You can do this in one of two ways: (1) create the table elsewhere (like Excel), save table as an image, embed image in report. (2) create the table in knitr.
- Create the table elsewhere (like Excel), save table as an image, embed image in report: Once you create your table you can either save it as an image file, or take a screenshot. Save this image file in the same directory as your .Rmd file (by uploading it onto RStudio). Let's assume your image file is called "table_screenshot.png". In order to embed this in your report use the following code:
![table of blahs](table_screenshot.png)
where "table of blahs" is just a short description of your table.
- Create the table in knitr: Tables in knitr have the following structure
First Header | Second Header
------------- | -------------
Content Cell | Content Cell
Content Cell | Content Cell
Just replace the text with your content, and extend the table as needed.
Here is a quick example: I have this table that I created in Excel and saved as an image file by taking a screenshot on my computer and cropping around the table:
I upload this file into RStudio, in the same directory as the .Rmd file for my project. Then using the command
![table of blahs](table_screenshot.png)
I embed the file in my report. Alternatively, I can create the same table using the following code:
| col name 1 | col name 2 | col name 3
------------- | ----------- | ----------- | -----------
row name 1 | [some text] | [some text] | [some text]
row name 2 | [some text] | [some text] | [some text]
row name 3 | [some text] | [some text] | [some text]
The input and output look something like this:
How can I change the size of R code printed in my knitr document?
Add this to the top of your knitr document, and change 12px to a size you prefer. Do not use a size lower than 9px.
<style type="text/css">
code.r, code {
font-size: 12px; }
</style>
General
- Will tables be provided with the exams, or should we incorporate them into our cheat sheets?
Tables will be provided with the exam, you don't need to worry about bringing one to the exam with you.
- Can the cheat sheets be typed?
Sure, but they need to be prepared by you.
- Can I turn in a handwritten problem set?
No, you must type up the answers to the problem set in the space provided (under Assignments) in Sakai.
- I forgot my clicker today, can I write my responses on a piece of paper and get credit?
No, you need to have your clicker to be able to get credit for the day. Note that up to three unexcused late arrivals or absences will not affect your clicker grade.
- I have a class on East Campus before this class and I might be late to class. Will this affect my grade?

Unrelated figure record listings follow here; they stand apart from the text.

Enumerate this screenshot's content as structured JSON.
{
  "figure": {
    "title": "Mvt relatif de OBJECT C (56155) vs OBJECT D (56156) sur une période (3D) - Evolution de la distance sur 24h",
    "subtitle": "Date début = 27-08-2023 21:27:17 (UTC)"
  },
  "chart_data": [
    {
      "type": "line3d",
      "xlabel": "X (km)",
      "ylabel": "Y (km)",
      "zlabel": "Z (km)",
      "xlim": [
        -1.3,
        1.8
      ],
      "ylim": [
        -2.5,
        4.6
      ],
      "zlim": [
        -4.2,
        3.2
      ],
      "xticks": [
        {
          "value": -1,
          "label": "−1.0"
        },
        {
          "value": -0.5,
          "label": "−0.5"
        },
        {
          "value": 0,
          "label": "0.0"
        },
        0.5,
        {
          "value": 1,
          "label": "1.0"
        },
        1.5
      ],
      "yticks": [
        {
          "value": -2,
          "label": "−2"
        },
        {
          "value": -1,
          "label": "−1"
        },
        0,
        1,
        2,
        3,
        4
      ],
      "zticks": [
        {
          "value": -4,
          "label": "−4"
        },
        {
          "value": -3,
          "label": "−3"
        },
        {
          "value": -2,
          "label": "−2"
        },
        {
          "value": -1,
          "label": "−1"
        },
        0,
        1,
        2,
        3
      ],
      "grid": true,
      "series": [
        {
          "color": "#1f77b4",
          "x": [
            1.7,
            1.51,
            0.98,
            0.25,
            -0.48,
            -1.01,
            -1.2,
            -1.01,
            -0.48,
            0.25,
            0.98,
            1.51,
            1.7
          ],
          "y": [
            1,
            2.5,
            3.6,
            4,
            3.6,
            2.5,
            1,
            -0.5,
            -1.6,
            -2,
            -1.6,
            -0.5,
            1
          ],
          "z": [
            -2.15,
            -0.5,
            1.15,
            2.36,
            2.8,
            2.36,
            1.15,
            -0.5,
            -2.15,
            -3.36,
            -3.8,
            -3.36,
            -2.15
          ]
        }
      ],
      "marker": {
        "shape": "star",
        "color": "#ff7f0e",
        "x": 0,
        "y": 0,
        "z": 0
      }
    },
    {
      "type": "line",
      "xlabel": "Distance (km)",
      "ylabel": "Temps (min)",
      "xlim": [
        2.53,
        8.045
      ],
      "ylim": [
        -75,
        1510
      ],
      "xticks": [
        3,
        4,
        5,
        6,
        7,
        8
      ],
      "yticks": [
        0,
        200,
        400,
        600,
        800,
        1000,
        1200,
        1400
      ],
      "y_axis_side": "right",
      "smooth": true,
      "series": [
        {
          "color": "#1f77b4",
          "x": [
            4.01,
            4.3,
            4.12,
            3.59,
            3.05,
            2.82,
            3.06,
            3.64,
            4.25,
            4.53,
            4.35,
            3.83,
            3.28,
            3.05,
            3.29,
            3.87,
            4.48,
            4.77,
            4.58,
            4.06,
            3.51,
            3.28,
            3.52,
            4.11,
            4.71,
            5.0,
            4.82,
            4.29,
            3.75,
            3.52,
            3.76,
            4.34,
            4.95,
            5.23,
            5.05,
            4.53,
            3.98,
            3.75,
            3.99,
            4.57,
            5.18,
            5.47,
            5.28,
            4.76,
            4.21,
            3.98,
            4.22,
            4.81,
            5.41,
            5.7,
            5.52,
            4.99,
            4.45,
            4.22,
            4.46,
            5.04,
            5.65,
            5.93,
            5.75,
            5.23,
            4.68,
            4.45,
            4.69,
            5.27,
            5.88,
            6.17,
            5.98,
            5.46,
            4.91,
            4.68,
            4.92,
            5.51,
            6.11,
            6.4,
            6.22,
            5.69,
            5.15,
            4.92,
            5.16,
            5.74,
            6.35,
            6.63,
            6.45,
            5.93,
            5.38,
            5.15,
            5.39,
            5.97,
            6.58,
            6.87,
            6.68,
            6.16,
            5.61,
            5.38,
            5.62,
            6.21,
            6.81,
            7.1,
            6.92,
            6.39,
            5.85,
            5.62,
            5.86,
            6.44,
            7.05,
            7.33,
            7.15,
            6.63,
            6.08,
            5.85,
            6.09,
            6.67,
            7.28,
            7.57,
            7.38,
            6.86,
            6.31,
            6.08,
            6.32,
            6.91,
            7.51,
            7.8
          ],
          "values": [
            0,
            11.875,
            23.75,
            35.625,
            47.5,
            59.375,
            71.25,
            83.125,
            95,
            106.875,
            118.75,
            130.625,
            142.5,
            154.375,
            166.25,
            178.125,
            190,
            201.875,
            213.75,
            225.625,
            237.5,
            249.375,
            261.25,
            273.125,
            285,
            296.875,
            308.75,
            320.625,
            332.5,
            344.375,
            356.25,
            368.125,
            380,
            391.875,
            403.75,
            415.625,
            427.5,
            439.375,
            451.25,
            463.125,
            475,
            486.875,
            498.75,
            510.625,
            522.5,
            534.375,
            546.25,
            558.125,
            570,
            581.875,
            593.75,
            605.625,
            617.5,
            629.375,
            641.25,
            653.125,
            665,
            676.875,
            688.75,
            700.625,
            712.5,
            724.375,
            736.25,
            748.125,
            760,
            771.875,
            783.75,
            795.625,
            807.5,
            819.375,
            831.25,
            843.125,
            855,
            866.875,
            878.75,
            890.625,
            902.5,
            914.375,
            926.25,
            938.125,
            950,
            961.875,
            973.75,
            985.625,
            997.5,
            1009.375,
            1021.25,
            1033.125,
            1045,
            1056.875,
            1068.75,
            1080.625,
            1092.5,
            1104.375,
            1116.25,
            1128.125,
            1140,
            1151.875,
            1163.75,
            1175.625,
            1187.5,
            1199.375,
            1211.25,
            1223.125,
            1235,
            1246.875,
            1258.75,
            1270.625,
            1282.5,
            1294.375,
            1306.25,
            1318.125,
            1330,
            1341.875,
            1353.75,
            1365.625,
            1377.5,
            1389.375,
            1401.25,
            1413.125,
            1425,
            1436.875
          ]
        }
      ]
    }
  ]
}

Yes and no. If there is a readiness assessment that day and you walk in late, you won't be given additional time and you may not be able to perform as well as you would have had you had more time. If there is no readiness assessment and you walk in just a few minutes late, you'll at most miss one or two clicker questions for the day. This shouldn't affect your score since answering at least 75% of the questions gets you a full score for the day.
- Is the final cumulative?
Yes. But it will be weighed more heavily towards material you haven't yet been tested on.